Authors: Gerhard Klimeck, George B. Adams III, Krishna P. C. Madhavan, Nathan Denny, Michael G. Zentner, Swaroop Shivarajapura, Lynn K. Zentner, Diane L. Beaudoin, and Mehdi Salmani-Jelodar Network for Computational Nanotechnology, Purdue University
As the first and largest HUB utilizing the HUBzero infrastructure, nanoHUB.org provides a prime example of how HUBs function as virtual organizations, with the potential to accelerate scientific research and enrich education. With over 170,000 users in the last 12 months and over 2,300 resources including nearly 200 simulation tools, nanoHUB.org has established itself as the world’s largest Nanotechnology User Facility. Critical attributes for the success of such science gateways are open access, ease of use, utterly dependable operation, and diverse, high-quality content. Through nanoHUB.org, these attributes are realized, resulting in significant global knowledge transfer among researchers and from research to education. The impact and success of a science gateway can be measured and evaluated utilizing a variety of usage statistics, usage patterns, and analysis of citation data. An algorithm-based analysis reveals patterns in classroom usage and citation analysis illustrates multi-directional dissemination of research within the community. These success criteria apply not only to nanoHUB.org, but can be extended to other science gateways and other HUBs using HUBzero technology.

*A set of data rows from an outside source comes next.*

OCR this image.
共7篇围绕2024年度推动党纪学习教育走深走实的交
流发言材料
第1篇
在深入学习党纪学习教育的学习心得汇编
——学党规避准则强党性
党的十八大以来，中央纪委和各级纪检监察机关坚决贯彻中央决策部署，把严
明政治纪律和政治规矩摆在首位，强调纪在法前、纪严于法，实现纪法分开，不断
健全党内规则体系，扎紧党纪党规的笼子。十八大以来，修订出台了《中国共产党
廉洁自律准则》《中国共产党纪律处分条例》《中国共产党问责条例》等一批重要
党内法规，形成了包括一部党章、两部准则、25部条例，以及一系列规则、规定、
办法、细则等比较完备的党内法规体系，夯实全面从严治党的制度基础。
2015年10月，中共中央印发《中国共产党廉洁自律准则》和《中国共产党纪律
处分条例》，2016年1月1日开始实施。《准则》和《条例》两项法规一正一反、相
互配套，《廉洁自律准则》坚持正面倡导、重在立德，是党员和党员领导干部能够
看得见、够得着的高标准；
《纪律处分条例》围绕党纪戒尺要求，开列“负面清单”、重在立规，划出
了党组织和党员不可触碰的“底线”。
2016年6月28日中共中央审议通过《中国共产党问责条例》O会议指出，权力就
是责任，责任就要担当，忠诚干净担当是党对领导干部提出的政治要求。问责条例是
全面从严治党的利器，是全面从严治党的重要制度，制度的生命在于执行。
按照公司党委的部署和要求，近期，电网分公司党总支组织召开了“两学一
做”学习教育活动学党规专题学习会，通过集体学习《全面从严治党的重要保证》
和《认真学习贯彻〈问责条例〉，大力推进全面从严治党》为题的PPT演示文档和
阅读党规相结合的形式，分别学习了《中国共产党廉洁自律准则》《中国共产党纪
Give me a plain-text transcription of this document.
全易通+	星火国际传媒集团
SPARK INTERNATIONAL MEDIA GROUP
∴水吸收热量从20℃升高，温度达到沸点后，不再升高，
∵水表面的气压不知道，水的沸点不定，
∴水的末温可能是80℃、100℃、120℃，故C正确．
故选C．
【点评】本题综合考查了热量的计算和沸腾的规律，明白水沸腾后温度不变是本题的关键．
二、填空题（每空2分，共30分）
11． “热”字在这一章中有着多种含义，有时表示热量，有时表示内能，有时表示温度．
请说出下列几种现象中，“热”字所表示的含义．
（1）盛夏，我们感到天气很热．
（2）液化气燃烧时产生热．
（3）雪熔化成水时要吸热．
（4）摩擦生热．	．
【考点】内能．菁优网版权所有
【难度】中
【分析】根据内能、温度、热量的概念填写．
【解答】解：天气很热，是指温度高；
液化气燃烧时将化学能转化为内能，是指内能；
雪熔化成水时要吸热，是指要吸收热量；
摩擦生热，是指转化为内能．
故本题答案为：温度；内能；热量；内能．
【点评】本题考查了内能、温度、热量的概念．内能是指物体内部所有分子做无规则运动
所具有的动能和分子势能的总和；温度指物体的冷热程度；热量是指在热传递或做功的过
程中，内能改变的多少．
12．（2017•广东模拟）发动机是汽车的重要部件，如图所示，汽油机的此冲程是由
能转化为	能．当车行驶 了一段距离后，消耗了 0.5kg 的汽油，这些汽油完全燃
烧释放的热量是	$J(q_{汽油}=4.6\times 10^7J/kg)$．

Gerhard Klimeck is the Director of the Network for Computational Nanotechnology at Purdue University and a Professor of Electrical and Computer Engineering. He guides the technical developments and strategies of nanoHUB.org which served over 170,000 users worldwide with on-line simulation, tutorials, and seminars in the last 12 months. He was the Technical Group Supervisor of the High Performance Computing Group and a Principal Scientist at the NASA Jet Propulsion Laboratory. Previously he was a member of technical staff at the Central Research Lab of Texas Instruments where he served as manager and principal architect of the Nanoelectronic Modeling (NEMO 1-D) program. NEMO 1-D was the first quantitative simulation tool for resonant tunneling diodes and 1D heterostructures. At JPL and Purdue Gerhard developed the Nanoelectronic Modeling tool (NEMO 3-D ) for multimillion atom simulations. NEMO 3-D has been used to quantitatively model optical properties of self-assembled quantum dots, disordered Si/SiGe systems, and single impurities in Silicon. Both tools are based on the representation of the nanoelectronic device with atomistic empirical tight-binding. Quantitative device modeling was demonstrated without any material parameter adjustments, just by entry of geometrical structure parameters. At Purdue his group is developing a new simulation engine that combines the NEMO 1-D and NEMO 3-D capabilities into a new code entitled OMEN. Prof. Klimeck’s research interest is in the modeling of nanoelectronic devices, parallel cluster computing, and genetic algorithms. Dr. Klimeck received his Ph.D. in 1994 on Quantum Transport from Purdue University and his German electrical engineering degree in 1990 from Ruhr-University Bochum. Dr. Klimeck’s work is documented in over 130 peer-reviewed journal and 125 proceedings publications and over 130 invited and 280 contributed conference presentations. He is a senior member of IEEE and member of APS, HKN and TBP. NEMO 1-D was recently demonstrated to scale to 23,000 parallel processors, NEMO 3-D was demonstrated to scale to 8,192 processors, and OMEN was demonstrated to scale to 222.720 processors.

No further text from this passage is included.